I KNOW THE PAIN... the pain of having to make decisions like this. FIrst of all this is the time when extra attention needs to be given to the older child. All the gifts and parties focus on the coming baby so it is very important for the older child who is aware of EVERYTHING to feel special. This worked for me: Instead of saying "don't you think the baby is cute" or "don't you love the baby" try saying to your older child "When the baby looks at you she loves you so much" "she/he thinks you are so smart" "she/he loves it when you bring her toys and touch her softly, I can see it in her eyes".

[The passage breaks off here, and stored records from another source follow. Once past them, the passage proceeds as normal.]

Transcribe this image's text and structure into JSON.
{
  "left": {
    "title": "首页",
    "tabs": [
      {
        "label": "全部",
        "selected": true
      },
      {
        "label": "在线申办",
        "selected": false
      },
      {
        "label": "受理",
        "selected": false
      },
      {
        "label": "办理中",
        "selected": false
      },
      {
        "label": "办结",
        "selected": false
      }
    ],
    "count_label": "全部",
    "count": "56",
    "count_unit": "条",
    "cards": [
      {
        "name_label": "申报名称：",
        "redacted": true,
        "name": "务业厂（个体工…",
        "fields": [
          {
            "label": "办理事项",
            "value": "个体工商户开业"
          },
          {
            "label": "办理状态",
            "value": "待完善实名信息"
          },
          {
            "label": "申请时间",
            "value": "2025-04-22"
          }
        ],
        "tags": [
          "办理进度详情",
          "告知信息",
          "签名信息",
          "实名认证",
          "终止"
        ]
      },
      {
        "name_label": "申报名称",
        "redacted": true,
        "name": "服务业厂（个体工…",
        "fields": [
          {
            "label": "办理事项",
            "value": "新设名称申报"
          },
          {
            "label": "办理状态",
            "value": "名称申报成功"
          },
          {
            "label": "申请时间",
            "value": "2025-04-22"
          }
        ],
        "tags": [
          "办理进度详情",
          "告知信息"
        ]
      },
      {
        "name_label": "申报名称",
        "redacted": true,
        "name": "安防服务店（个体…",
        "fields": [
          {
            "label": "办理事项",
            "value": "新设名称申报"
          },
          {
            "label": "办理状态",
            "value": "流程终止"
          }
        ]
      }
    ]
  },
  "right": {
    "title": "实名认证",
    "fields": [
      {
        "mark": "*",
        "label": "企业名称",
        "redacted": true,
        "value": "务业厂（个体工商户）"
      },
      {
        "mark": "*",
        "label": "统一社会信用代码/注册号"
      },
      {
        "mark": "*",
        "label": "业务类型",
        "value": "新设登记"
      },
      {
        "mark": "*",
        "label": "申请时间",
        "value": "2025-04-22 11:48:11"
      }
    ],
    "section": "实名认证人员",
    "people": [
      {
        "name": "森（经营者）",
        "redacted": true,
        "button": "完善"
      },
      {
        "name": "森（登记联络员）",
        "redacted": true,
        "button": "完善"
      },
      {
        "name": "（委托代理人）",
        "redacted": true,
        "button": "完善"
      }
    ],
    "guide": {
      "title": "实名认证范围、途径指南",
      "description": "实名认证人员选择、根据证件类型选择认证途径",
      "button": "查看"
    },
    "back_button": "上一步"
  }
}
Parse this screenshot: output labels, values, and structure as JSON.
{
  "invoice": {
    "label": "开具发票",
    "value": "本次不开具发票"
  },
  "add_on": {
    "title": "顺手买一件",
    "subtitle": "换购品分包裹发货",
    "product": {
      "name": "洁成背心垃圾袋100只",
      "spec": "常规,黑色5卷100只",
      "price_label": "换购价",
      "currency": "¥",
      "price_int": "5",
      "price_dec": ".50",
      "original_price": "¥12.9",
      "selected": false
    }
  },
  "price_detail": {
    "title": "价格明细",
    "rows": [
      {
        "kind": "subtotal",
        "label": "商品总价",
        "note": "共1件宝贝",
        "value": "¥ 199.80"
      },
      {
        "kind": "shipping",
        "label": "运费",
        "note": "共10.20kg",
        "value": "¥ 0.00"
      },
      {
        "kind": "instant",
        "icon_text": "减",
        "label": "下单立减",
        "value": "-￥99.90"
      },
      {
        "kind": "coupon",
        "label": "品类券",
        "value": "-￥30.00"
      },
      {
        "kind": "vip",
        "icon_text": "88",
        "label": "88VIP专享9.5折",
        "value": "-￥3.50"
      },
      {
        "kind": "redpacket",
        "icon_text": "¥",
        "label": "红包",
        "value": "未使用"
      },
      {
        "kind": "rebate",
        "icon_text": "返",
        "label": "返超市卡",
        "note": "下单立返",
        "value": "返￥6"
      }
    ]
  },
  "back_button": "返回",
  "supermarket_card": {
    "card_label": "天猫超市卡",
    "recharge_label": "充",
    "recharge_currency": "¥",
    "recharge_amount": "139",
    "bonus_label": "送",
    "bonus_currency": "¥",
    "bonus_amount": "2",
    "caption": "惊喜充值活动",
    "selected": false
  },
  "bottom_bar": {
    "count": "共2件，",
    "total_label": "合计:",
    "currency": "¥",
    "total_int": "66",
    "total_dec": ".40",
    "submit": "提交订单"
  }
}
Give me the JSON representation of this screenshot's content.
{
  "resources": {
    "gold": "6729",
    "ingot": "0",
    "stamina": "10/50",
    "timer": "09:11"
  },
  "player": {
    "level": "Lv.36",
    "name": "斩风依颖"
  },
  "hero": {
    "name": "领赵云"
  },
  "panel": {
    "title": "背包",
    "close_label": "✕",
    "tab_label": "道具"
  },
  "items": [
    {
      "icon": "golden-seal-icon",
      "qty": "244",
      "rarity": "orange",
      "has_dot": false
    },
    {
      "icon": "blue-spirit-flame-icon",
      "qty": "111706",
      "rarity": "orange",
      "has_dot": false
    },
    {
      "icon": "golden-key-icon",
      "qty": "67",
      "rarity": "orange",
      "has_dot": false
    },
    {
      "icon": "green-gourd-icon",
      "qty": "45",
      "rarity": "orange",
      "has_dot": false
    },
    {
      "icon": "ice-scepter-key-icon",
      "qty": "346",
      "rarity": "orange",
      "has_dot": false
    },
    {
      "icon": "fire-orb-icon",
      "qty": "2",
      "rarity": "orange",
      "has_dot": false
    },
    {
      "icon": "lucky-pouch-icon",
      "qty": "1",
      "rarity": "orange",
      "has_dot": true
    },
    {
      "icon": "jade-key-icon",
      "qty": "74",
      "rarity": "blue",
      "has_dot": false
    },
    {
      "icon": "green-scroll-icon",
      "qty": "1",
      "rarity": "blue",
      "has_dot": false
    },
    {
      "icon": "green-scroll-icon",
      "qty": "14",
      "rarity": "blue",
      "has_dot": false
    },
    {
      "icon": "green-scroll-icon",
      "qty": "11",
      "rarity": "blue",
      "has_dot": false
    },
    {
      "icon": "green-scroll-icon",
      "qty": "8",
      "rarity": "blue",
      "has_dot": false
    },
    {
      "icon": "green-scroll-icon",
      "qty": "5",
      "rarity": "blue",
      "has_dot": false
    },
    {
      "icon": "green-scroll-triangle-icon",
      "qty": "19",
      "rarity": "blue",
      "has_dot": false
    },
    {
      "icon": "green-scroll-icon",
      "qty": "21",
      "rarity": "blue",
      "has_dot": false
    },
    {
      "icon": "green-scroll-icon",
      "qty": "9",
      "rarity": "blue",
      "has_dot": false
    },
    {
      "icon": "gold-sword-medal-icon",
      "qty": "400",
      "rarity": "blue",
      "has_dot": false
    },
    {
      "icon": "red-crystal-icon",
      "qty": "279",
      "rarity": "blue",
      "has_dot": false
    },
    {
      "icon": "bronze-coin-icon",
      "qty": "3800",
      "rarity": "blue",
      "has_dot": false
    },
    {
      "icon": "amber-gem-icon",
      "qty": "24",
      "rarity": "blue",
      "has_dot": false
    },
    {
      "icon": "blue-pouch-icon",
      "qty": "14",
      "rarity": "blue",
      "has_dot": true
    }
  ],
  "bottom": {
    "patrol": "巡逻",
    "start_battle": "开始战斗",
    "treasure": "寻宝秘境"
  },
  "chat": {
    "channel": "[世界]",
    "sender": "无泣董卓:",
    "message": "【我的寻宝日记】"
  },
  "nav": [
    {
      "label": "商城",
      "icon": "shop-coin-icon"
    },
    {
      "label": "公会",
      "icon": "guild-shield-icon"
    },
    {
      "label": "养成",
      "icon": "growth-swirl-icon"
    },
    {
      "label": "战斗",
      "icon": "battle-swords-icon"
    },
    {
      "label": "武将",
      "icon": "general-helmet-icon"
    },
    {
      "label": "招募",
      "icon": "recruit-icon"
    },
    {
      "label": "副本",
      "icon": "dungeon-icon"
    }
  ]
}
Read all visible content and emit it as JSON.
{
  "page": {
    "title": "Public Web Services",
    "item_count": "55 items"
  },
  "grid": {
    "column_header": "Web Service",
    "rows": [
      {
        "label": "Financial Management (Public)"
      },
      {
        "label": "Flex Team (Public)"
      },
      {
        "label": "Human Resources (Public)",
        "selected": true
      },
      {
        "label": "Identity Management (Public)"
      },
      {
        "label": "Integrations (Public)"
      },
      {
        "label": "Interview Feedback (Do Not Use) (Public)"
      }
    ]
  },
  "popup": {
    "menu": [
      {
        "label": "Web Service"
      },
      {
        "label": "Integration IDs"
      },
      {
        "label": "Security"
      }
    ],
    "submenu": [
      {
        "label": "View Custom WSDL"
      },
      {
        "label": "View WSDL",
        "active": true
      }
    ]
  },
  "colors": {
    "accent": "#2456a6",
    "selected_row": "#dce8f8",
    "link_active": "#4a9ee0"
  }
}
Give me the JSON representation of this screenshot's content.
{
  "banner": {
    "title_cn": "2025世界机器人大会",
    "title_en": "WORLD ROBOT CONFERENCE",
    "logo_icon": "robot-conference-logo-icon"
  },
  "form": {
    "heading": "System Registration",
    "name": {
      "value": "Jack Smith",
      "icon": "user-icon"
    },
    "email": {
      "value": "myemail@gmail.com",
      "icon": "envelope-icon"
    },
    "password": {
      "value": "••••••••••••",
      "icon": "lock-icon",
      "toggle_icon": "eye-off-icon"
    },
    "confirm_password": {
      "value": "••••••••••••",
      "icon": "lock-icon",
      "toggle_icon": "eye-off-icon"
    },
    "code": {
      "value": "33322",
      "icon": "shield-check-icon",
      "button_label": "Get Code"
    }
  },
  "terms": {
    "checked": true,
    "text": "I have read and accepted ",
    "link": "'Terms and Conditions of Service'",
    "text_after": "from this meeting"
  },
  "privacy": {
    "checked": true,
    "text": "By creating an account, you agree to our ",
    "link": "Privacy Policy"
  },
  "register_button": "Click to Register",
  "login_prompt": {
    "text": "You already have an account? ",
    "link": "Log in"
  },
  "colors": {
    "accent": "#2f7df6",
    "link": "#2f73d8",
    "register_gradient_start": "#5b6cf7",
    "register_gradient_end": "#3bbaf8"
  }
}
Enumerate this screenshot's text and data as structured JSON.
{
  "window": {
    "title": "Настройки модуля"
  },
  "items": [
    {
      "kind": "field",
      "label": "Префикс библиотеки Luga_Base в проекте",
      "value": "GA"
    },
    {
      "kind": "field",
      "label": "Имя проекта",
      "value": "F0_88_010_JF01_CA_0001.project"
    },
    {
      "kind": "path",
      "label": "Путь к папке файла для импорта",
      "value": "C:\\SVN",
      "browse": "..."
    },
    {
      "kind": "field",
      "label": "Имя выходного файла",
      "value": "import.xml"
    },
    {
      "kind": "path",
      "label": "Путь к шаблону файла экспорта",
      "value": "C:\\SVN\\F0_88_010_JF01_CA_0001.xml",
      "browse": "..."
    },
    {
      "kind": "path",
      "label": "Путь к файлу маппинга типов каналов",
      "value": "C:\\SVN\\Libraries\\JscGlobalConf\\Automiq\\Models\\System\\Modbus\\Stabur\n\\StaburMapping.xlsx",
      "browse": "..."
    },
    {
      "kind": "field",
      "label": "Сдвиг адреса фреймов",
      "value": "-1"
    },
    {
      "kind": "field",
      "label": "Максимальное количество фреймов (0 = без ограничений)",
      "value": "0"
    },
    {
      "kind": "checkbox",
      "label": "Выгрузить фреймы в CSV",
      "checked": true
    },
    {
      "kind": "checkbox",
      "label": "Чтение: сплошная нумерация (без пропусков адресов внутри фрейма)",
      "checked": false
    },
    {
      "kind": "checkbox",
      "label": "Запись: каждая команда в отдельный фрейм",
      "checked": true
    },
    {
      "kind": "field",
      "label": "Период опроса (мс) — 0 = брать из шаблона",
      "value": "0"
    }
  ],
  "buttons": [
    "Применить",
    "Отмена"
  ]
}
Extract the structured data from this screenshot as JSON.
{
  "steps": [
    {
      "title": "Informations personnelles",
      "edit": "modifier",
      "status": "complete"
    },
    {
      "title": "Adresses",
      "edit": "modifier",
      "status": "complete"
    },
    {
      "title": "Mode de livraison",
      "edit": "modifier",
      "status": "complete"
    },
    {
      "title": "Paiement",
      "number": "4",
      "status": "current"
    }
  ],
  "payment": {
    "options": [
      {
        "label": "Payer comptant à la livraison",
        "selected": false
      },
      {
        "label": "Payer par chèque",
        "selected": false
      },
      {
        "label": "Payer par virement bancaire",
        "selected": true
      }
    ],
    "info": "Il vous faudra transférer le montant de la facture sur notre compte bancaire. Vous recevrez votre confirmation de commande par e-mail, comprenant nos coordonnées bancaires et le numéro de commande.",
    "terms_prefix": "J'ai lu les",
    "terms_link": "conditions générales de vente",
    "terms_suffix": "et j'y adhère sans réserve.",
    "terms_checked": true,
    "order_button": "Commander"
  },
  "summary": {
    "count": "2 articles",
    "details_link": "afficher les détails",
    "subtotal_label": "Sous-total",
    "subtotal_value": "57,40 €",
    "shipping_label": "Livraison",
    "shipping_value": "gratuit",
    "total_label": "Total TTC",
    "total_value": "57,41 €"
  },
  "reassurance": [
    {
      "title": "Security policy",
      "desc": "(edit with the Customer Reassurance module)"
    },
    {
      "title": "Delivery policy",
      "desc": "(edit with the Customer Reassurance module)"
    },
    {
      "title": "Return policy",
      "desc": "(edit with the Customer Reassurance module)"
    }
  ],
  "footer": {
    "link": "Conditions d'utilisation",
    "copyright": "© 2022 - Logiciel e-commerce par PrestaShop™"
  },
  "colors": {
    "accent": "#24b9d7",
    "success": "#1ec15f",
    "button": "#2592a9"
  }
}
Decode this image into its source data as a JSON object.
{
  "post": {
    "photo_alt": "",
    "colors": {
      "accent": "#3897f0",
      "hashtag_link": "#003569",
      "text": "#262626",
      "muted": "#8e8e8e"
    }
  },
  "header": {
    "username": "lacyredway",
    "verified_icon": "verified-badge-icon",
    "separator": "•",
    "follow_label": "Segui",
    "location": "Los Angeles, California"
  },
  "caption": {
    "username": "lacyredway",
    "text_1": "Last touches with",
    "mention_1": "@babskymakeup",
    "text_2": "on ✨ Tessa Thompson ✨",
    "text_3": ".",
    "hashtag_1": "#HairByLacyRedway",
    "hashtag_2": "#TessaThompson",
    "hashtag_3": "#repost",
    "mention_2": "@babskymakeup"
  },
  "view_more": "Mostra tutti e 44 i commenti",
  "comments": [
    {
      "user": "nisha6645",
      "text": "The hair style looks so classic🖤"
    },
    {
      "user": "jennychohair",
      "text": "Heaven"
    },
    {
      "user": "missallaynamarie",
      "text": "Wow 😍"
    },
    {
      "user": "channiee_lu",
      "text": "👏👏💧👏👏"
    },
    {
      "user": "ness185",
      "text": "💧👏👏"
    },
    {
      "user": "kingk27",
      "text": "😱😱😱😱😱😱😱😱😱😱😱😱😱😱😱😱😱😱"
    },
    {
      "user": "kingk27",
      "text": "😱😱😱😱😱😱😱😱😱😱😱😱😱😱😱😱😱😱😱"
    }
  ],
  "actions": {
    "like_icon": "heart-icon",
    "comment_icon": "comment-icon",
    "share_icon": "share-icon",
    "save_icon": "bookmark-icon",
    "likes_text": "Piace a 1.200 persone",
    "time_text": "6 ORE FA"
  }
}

I suggest asking the parents-in-law to come for the 3rd birthday. When a second baby comes life gets challenging again. I was not one of those mothers that handled the transition well and definitely needed space. I was figuring out how to manage life with another baby and really needed support without questioning or silent critism. If you have a history of not getting along with your husband's parents this may not be the time to invite them over. You still need support with playdates and meals and such so you may try having a friend coordinate that sort of care for you. here is a website for that: www.carecalendar.org When someone offers to help with something, don't be polite and say, "thank you but i'll be ok" write their name down before you forget who offered help and arrange for a friend to call them and let people know your needs, people don't offer a pregnant mother help to be polite!! The last thing you want is to manage other people (your parents in law) while you are trying to figure life out.
I hope the best for you. THIS is the time to take care of yourself, phisically, spiritually and emotionally... if the people around you aren't contributing to YOU then "right now" is not the moment for you to be inviting them over, cuz you might end up catering to them just to keep the peace instead of having them cater to your needs. :) ---Much love.